Reines Wasser würde im Verdampfer bei minus 3 bis minus 5 Grad Celsius gefrieren und die Rohrleitung beschädigen. Das Frostschutzmittel in der Sole senkt den Gefrierpunkt auf mindestens minus 15 Grad Celsius und verhindert das.

Was sind die größten Vor- und Nachteile einer Sole-Wasser-Wärmepumpe?

Vorteil ist die ganzjährig stabile Jahresarbeitszahl von durchschnittlich 4,3. Nachteile sind höhere Anschaffungskosten von 25.000 bis 45.000 Euro und die Genehmigungsdauer nach Wasserhaushaltsgesetz. Eine ausführliche Gegenüberstellung liefert der Ratgeber Heizen mit Erdwärme.

Was kostet eine Sole-Wasser-Wärmepumpe mit Erdkollektor im Vergleich zur Erdsonde?

Der Erdkollektor liegt mit 18.000 bis 28.000 Euro am unteren Ende der Kostenspanne, die Erdsonde mit Tiefenbohrung bei 25.000 bis 45.000 Euro. Der Unterschied entsteht durch die aufwendigere Bohrung.

Brauche ich für eine Sole-Wasser-Wärmepumpe eine Genehmigung?

Ja, meist reicht eine Anzeige nach Paragraf 49 WHG einen Monat vor Baubeginn. Eine zusätzliche wasserrechtliche Erlaubnis wird nur bei mehreren Grundwasserstockwerken oder in Wasserschutzgebieten geprüft.

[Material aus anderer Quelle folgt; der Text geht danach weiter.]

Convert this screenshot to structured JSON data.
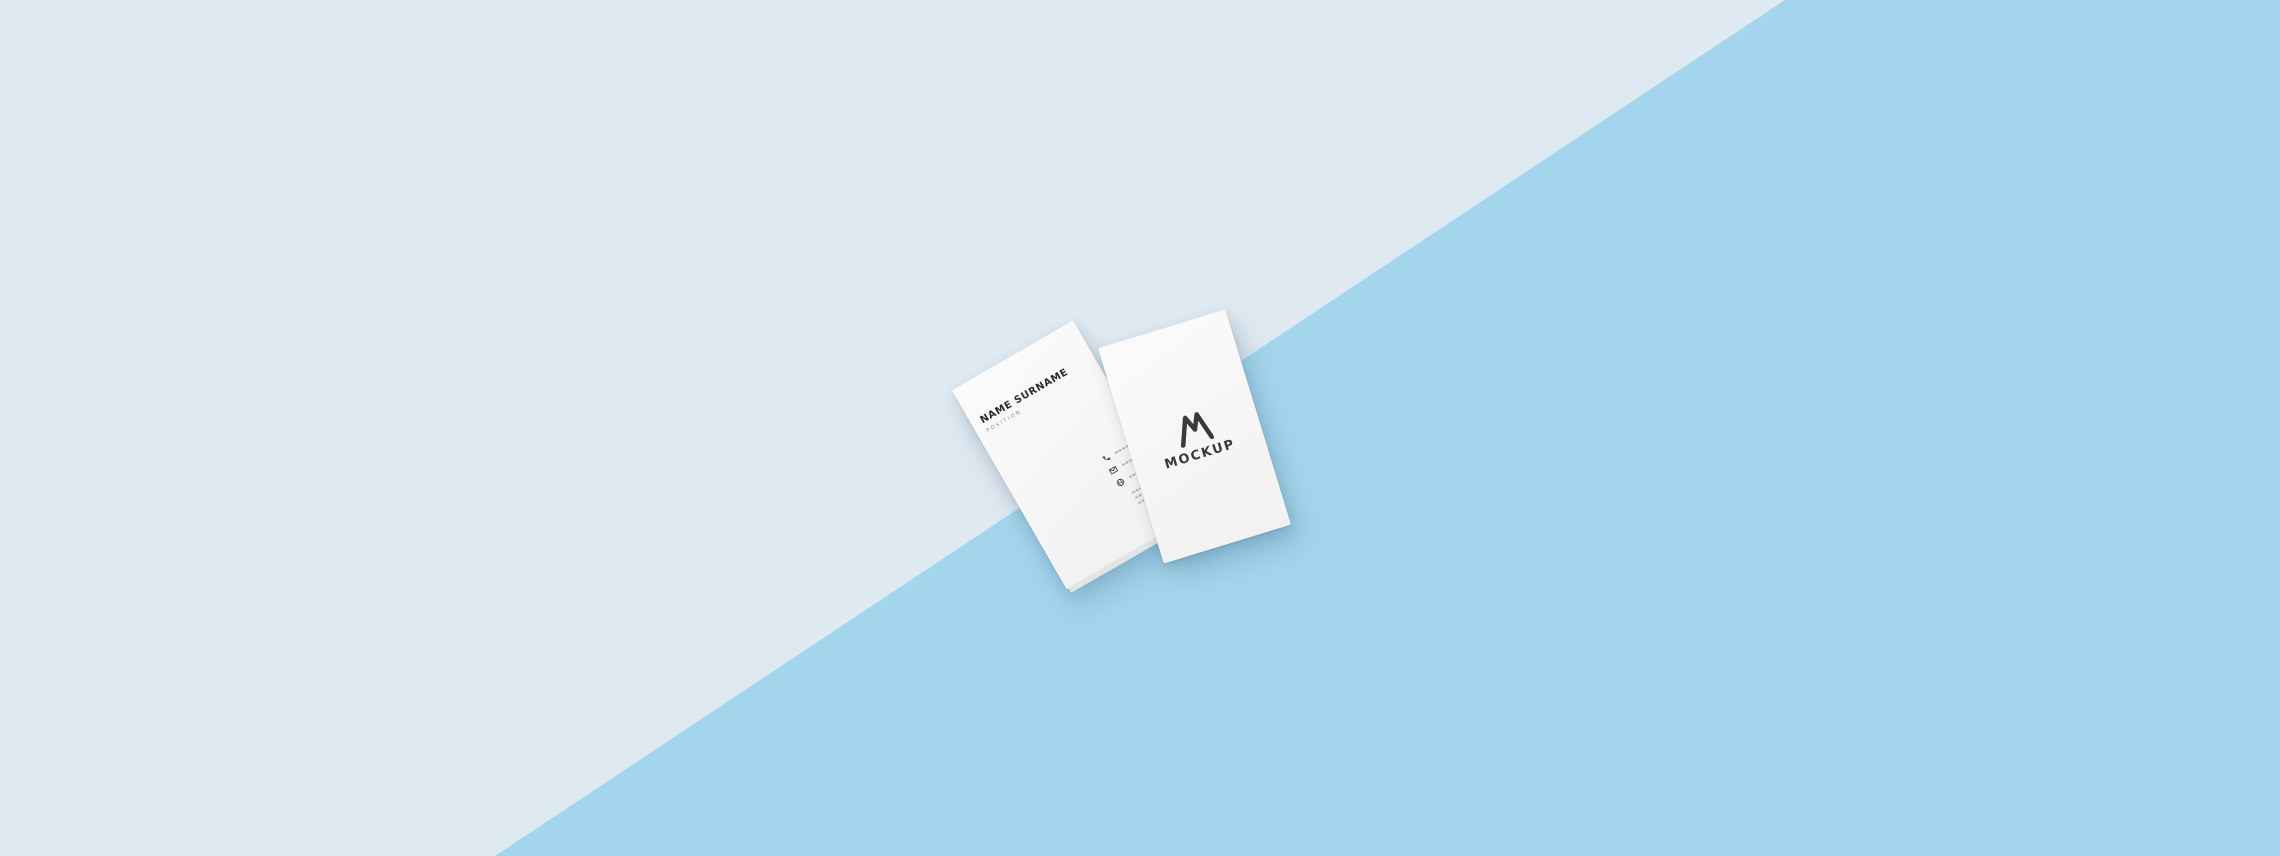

Fazit: Sole-Wasser-Wärmepumpe als technisch ausgereifte Erdwärme-Lösung

Die Sole-Wasser-Wärmepumpe ist der korrekte Fachbegriff für die Erdwärmepumpe. Der Sole-Kreislauf mit Frostschutzmittel macht die Technik unabhängig vom Grundwasserstand und damit auf fast jedem Grundstück einsetzbar. Erdsonde und Erdkollektor unterscheiden sich deutlich in Verlegetiefe und Flächenbedarf, liefern aber beide eine ganzjährig stabile Jahresarbeitszahl von durchschnittlich 4,3. Wer eine Bohrung plant, meldet diese rechtzeitig nach Paragraf 49 WHG bei der unteren Wasserbehörde an. Klären Sie vor der Entscheidung, ob Grundstücksfläche, Budget und Genehmigungslage zur Erdsonde oder zum Erdkollektor passen.

Quellen & Belege

Verein Deutscher Ingenieure, VDI-Richtlinie 4640 (Thermische Nutzung des Untergrunds); Fraunhofer-Institut für Solare Energiesysteme ISE, Feldmessprojekt „WP-QS im Bestand", November 2025; Wasserhaushaltsgesetz (WHG) Paragraf 49; Geothermie-Beschleunigungsgesetz (GeoBG), in Kraft seit 23.12.2025; Bundesberggesetz (BBergG) Paragraf 127; KfW Bankengruppe, Information für Multiplikatoren zur BEG-458-Heizungsförderung, Stand 09.07.2026; DVGW-Arbeitsblatt W 120-2.